Earthquakes can definitely be one of the downsides to living in Japan. In my hometown, Atlanta, Georgia, I’ve only felt one earthquake my entire life. But in Japan, they are far more common. It’s so interesting to see how most Japanese people have little or no reaction to tremors, while foreigners get that “should I panic now?” look on their faces…I’m one of the latter people. In some cases, though, that panic can be warranted.
Many of my students mention how terrible the Kobe Earthquake of 1995 was. This 6.8 earthquake took over 6,000 lives, the word devastating can hardly explain the aftermath. I know what you’re thinking…6.8 isn’t that big right? Well, although 6.8 isn’t the largest, it’s definitely getting into the high end of the MMGS. Another thing to take into consideration is that this is a logarithmic scale. In a nutshell, that means that going up the scale by 1 point is a 10 fold increase. So a 6.0 is ten times more destructive than a 5.0. The Kobe quake (which was nearly 7.0) was nearly 100 times worse than the one we had this morning. With earthquakes, you have to consider how deep the fault lines lie beneath the city, and how close the epicenter (point of earth’s surface above the earthquake’s focus) is to a city.

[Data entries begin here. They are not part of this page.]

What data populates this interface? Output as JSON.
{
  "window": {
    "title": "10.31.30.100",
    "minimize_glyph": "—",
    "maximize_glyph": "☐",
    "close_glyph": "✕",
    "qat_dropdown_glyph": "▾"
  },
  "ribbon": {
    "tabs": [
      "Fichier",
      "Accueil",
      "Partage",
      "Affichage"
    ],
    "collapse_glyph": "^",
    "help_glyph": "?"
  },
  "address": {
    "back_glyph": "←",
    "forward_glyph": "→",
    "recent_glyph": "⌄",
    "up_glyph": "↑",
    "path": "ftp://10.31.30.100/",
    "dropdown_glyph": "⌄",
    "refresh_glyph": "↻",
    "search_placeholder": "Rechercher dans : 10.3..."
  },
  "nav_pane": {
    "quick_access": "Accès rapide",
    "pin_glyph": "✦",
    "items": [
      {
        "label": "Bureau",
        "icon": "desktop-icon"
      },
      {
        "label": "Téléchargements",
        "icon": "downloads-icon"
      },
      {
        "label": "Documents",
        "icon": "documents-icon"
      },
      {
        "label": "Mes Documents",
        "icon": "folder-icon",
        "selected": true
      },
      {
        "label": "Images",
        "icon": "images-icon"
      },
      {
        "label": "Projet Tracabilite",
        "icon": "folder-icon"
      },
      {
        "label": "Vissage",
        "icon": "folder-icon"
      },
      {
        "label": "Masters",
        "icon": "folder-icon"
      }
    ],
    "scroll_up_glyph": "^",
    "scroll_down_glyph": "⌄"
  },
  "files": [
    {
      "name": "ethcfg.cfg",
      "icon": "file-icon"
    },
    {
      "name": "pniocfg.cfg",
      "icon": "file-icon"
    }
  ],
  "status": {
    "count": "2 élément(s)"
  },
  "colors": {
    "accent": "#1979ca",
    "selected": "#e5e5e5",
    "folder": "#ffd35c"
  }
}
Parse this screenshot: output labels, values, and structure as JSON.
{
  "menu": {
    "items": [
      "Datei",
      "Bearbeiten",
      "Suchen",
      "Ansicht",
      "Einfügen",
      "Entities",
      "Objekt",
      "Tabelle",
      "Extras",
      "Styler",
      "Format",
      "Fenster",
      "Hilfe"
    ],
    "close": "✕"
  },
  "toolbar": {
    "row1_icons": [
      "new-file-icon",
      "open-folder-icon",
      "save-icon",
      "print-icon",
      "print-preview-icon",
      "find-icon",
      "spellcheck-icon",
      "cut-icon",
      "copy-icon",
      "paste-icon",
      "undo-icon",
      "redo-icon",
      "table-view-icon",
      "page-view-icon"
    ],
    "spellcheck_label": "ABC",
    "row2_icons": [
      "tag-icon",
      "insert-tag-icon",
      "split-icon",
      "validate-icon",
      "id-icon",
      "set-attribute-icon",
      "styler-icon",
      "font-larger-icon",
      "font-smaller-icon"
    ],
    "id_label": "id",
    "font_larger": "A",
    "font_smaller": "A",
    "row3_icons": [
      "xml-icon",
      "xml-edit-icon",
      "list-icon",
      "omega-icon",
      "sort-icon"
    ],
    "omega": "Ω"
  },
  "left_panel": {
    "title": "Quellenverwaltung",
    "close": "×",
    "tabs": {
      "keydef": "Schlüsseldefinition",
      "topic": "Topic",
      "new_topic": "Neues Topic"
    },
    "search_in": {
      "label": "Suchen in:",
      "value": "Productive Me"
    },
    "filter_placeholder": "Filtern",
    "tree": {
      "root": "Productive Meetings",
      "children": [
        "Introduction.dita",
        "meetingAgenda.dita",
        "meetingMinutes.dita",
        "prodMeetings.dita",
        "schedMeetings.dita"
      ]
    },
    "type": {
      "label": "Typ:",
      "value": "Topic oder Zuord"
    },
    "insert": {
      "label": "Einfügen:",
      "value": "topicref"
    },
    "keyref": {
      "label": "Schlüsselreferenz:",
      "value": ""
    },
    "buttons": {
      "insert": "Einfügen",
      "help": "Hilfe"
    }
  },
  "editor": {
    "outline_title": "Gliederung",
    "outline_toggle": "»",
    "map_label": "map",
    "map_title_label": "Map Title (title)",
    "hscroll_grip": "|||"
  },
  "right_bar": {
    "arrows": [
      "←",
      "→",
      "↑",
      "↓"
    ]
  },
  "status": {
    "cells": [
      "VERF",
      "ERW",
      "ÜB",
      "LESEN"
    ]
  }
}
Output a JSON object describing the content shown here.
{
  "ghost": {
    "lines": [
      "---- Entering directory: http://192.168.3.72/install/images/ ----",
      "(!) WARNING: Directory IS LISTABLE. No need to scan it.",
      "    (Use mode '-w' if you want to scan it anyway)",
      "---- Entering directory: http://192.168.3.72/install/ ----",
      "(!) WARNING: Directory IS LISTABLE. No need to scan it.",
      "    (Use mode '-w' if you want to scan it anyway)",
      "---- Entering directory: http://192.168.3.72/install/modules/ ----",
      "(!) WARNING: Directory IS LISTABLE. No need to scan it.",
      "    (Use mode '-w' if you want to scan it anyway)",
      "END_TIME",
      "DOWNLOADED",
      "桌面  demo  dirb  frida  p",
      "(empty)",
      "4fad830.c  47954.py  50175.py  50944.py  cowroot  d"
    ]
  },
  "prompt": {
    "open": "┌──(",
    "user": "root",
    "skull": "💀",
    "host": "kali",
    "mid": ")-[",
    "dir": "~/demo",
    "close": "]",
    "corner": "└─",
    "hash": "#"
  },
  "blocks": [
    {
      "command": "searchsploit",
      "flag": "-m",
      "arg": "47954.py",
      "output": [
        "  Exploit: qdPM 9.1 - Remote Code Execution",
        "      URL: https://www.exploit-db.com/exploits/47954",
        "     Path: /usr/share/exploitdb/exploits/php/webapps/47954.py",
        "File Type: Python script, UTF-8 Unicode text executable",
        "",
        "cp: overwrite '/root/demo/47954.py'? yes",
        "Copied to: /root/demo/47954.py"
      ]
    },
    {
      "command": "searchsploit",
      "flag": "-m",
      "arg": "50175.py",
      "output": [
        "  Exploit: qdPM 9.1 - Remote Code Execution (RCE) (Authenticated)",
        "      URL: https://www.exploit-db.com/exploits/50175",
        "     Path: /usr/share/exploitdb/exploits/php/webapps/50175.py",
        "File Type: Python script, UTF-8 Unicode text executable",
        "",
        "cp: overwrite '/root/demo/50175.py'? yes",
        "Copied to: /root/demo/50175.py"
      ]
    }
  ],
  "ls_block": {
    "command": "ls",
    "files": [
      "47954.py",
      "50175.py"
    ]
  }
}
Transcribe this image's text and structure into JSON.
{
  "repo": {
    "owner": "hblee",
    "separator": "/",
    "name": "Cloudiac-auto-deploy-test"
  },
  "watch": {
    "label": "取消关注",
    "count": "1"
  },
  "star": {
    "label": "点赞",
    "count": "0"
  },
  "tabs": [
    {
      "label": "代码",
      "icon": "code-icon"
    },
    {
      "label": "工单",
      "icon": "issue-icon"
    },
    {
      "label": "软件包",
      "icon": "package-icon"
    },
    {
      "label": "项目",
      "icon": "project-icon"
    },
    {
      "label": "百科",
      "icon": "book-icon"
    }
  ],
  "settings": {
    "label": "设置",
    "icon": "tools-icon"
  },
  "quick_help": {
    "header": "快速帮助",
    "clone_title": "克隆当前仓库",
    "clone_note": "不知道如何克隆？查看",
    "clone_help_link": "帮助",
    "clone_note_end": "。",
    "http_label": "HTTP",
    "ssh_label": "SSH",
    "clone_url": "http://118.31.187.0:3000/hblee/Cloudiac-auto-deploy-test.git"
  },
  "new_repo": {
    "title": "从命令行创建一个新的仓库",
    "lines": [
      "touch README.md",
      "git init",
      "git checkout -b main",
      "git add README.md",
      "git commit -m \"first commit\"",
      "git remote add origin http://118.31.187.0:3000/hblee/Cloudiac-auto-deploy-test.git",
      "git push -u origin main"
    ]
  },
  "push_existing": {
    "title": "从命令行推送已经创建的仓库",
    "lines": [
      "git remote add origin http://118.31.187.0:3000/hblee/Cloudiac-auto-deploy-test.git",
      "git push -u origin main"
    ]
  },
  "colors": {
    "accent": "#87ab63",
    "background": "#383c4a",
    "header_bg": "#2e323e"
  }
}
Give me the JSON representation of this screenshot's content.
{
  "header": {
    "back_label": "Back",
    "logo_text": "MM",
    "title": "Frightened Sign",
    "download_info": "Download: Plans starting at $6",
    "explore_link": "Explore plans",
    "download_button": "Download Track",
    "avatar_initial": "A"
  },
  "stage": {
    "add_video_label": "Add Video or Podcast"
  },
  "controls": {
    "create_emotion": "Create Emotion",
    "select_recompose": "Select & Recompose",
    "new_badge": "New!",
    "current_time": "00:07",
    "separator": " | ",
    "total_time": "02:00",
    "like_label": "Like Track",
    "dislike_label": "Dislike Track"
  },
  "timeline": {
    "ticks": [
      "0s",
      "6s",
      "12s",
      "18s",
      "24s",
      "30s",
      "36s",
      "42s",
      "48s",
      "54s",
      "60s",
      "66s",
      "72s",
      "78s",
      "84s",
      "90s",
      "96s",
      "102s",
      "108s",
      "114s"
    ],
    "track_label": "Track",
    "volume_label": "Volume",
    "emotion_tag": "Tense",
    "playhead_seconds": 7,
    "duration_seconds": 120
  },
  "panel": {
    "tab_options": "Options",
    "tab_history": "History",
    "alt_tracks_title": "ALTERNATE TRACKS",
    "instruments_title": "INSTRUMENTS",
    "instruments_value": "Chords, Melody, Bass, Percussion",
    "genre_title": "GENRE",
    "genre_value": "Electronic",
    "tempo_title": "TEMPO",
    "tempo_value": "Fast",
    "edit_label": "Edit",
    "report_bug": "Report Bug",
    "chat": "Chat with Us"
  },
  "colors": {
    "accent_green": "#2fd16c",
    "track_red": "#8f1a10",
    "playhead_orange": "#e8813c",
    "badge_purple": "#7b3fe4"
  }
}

When you live in Japan, earthquakes are a reality. In the two years and seven months that I’ve been here. I experienced at least 10 earthquakes (that’s definitely my low-end estimate), 3 or 4 of which have been a little scarier than normal. The vast majority of the quakes are no more than mild tremors, but if you’ve never experienced one before…it’s frightening. Of all natural disasters, I think earthquakes can be the most tricky because, as of now, there is no accurate method to provide sufficient, advanced warning. As scary as they are, truly destructive earthquakes are quite rare. So if you’re ever an earthquake, don’t panic…follow some basic guidelines and try to stay as safe as humanly possible.